The president's concerns about the Russia investigation are real and perhaps justifiable. His comments about Sessions and Mueller are only the latest data points highlighting the degree to which he is obsessed with the investigation and would like to find a way to contain it, control it, shut it down or otherwise make it disappear.

So far as president he has fired an acting attorney general (Sally Yates), fired an FBI director (James Comey) and belittled one of his earliest allies for doing the proper thing in recusing himself from the Russia investigation. Sessions was forced to do that because he had compromised himself by not giving full and accurate testimony to the Senate during his confirmation hearings. Trump does not seem to understand why Sessions had to recuse himself.

He also seems to believe that had Sessions not taken that step, Mueller would not be where he is today. It's true that by recusing himself, Sessions left Rod Rosenstein, the former career prosecutor who is now deputy attorney general, with oversight over the FBI's Russia investigation and it was Rosenstein who appointed Muller. But it was Comey's firing, a decision in which Sessions participated, that brought Mueller into the picture.

Interestingly, Trump also now blames Rosenstein for the decision to fire Comey. That is a 180-degree reversal on an earlier 180-degree reversal by the president and his White House about the circumstances that led to that controversial and consequential decision.

Rosenstein and Sessions initially were cited by the White House as the reason Comey was dismissed, pointing to Rosenstein's memo that outlined a bill of particulars against Comey for his handling of the investigation into Hillary Clinton's emails and later testimony before Congress. Trump undercut that claim days after Comey was fired, saying he had already decided to get rid of the FBI director before receiving the recommendation from Sessions and Rosenstein. Now he tells the Times, Rosenstein made him do it.

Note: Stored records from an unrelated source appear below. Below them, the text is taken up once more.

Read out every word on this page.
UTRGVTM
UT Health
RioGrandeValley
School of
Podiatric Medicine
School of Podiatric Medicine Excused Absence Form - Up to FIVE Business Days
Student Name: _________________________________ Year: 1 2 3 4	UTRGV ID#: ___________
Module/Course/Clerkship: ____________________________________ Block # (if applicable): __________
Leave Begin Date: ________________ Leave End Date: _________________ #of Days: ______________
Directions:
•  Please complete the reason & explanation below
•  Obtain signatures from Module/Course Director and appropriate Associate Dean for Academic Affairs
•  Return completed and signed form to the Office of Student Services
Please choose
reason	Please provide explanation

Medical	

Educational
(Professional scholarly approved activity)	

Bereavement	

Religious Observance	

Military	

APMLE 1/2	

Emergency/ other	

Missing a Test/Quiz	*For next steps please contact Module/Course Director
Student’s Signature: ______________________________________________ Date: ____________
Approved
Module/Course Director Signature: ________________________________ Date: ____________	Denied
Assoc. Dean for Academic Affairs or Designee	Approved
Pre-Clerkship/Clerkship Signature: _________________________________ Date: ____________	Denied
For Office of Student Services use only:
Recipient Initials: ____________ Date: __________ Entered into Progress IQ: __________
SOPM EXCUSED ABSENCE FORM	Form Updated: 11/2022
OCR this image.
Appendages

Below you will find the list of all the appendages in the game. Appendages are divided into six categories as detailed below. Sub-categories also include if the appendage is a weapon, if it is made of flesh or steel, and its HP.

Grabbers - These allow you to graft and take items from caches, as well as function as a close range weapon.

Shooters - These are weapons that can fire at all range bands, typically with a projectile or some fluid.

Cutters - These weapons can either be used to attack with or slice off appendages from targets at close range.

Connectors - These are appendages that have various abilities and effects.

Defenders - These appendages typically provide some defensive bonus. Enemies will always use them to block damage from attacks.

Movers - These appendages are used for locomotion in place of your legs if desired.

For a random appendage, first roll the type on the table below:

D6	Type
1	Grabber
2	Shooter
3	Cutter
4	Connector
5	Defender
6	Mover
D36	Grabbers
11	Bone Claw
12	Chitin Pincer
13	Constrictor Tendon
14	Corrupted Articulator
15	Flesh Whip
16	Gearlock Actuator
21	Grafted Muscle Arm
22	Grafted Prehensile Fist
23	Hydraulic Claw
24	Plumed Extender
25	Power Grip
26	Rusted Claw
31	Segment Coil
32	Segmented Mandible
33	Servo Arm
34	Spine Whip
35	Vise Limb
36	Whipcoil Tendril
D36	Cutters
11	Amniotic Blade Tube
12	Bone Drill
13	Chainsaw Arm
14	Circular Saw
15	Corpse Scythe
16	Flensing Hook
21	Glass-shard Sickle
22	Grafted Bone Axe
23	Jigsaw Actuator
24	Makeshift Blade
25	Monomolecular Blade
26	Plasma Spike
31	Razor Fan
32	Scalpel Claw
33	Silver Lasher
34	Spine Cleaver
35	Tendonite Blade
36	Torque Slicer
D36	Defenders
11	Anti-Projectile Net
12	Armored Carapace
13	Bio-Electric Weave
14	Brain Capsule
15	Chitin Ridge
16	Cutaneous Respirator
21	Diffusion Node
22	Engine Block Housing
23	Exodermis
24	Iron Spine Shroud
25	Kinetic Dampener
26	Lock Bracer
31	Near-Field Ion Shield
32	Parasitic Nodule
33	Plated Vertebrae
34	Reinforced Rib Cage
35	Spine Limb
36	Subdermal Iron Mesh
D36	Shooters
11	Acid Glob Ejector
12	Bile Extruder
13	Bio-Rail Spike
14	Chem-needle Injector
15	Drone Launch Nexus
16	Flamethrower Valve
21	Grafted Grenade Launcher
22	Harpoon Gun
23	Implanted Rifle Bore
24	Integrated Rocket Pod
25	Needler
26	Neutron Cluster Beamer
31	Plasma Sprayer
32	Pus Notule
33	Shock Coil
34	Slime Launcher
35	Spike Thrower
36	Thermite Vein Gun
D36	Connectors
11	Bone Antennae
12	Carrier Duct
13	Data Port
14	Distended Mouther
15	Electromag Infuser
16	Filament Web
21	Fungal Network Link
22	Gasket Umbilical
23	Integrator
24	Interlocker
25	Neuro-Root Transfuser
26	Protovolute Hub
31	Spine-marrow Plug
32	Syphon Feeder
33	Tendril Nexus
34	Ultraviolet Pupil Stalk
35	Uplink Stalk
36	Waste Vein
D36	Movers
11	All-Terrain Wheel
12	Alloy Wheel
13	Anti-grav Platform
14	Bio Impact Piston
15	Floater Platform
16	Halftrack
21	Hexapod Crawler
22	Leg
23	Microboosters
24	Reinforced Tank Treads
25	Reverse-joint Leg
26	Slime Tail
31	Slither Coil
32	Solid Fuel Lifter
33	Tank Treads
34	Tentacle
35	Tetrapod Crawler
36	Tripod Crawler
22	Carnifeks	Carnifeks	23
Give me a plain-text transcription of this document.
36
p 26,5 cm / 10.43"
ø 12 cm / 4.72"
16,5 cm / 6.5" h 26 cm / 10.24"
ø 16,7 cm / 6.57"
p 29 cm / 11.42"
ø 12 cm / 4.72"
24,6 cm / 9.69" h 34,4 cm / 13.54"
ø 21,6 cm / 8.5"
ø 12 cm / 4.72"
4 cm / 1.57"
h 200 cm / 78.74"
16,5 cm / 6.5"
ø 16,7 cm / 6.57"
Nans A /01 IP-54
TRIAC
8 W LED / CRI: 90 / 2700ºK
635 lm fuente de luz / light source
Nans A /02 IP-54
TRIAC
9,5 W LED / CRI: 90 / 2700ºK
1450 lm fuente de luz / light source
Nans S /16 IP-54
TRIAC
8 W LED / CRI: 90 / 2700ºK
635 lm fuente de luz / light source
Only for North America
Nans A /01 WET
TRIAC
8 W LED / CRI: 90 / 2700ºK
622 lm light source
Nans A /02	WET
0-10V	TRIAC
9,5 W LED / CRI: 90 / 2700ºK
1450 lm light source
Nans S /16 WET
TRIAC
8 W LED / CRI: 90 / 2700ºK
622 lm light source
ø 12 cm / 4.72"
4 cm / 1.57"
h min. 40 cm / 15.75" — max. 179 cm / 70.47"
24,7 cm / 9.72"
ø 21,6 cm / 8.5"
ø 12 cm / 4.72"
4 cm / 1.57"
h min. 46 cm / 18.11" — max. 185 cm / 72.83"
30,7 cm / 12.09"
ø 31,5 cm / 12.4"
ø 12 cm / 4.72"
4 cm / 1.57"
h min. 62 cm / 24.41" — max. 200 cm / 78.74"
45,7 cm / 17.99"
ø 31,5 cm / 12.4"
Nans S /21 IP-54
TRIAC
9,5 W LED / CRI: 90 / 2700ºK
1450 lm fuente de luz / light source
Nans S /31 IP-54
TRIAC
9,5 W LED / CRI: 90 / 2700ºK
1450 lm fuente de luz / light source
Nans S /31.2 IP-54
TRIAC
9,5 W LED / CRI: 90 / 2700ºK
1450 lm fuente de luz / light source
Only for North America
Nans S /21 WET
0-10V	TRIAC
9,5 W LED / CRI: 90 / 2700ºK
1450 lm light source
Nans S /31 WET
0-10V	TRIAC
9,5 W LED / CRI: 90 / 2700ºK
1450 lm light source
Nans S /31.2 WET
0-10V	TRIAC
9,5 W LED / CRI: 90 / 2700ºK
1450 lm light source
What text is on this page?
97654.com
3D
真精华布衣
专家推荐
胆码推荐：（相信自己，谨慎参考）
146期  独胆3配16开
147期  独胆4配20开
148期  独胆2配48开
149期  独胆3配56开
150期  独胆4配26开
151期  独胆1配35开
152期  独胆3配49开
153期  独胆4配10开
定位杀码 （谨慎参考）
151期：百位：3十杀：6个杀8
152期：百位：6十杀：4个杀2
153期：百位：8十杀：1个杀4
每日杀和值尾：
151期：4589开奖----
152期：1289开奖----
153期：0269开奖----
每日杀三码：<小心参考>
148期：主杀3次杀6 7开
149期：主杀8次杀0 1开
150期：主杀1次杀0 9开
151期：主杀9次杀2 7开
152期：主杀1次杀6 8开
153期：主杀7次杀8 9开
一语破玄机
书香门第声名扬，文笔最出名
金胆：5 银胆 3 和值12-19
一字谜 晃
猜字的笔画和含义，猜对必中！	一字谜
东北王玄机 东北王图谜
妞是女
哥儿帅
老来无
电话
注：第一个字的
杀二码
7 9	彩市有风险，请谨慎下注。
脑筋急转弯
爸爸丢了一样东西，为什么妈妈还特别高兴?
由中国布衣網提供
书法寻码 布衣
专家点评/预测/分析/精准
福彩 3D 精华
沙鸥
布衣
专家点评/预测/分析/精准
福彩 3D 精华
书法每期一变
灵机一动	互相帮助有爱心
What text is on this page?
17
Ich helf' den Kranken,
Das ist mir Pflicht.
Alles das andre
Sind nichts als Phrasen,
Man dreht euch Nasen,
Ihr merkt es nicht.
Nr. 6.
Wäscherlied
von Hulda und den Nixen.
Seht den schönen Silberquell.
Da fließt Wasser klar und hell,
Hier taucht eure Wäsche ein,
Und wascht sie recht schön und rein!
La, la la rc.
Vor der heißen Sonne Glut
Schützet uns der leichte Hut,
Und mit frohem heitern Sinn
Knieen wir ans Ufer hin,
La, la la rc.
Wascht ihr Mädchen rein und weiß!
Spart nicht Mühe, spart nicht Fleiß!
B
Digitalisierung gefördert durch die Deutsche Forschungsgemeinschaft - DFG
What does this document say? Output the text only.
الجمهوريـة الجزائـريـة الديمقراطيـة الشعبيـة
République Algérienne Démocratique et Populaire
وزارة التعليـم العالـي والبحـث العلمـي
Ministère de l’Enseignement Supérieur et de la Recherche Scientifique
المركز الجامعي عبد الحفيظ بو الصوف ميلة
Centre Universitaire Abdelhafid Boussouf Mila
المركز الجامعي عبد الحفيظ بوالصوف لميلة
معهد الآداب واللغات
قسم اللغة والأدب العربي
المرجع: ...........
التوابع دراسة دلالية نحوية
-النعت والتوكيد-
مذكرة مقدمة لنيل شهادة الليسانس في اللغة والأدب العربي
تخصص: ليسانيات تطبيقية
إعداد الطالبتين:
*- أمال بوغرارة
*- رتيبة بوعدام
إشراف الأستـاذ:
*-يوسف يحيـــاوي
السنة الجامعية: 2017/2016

All of this angst that Trump displays over the Russia probe portends an inevitable and potentially explosive collision between the presidency and the Mueller investigation, unless there is some pulling back on the part of the president, which is not in his character. Mueller, by all indications, continues to plow ahead and digging into areas that increasingly could come close to the president or his family.

Meanwhile, after the collapse of the Republican health-care bill in the Senate, the president issued a series of conflicting statements about what he thought should happen next. He summoned GOP senators to lunch at the White House and made comments that once again showed limited patience with the legislative process and limited knowledge of details of the bill that have tied up the senators.

Throughout the Senate process, the president has been a mostly minor player. The powers of the presidency had little impact on the various senators who have problems with the bill. To the extent he has been an influence on the legislative battle, it often has been negative – sending signals contrary to what congressional leaders wanted or needed from the White House. He conveys impatience with the inevitable ups and downs of drafting and passing complex legislation. As in other areas, he tries to use cheerleading, generalities and sometimes outright misstatements as a substitute for real leadership.

The president has now crossed the six-month mark of his presidency. He is the same now as he was on Inauguration Day, the same as he was 53 weeks ago when he accepted the Republican nomination. But the successes he imagined coming his way largely have not, even as the Russia investigation has clouded his presidency in ways he never imagined. The past few days have let show his unhappiness, and that's not likely to be eased by shuffling the personnel ranks of his administration. Bigger things are at work.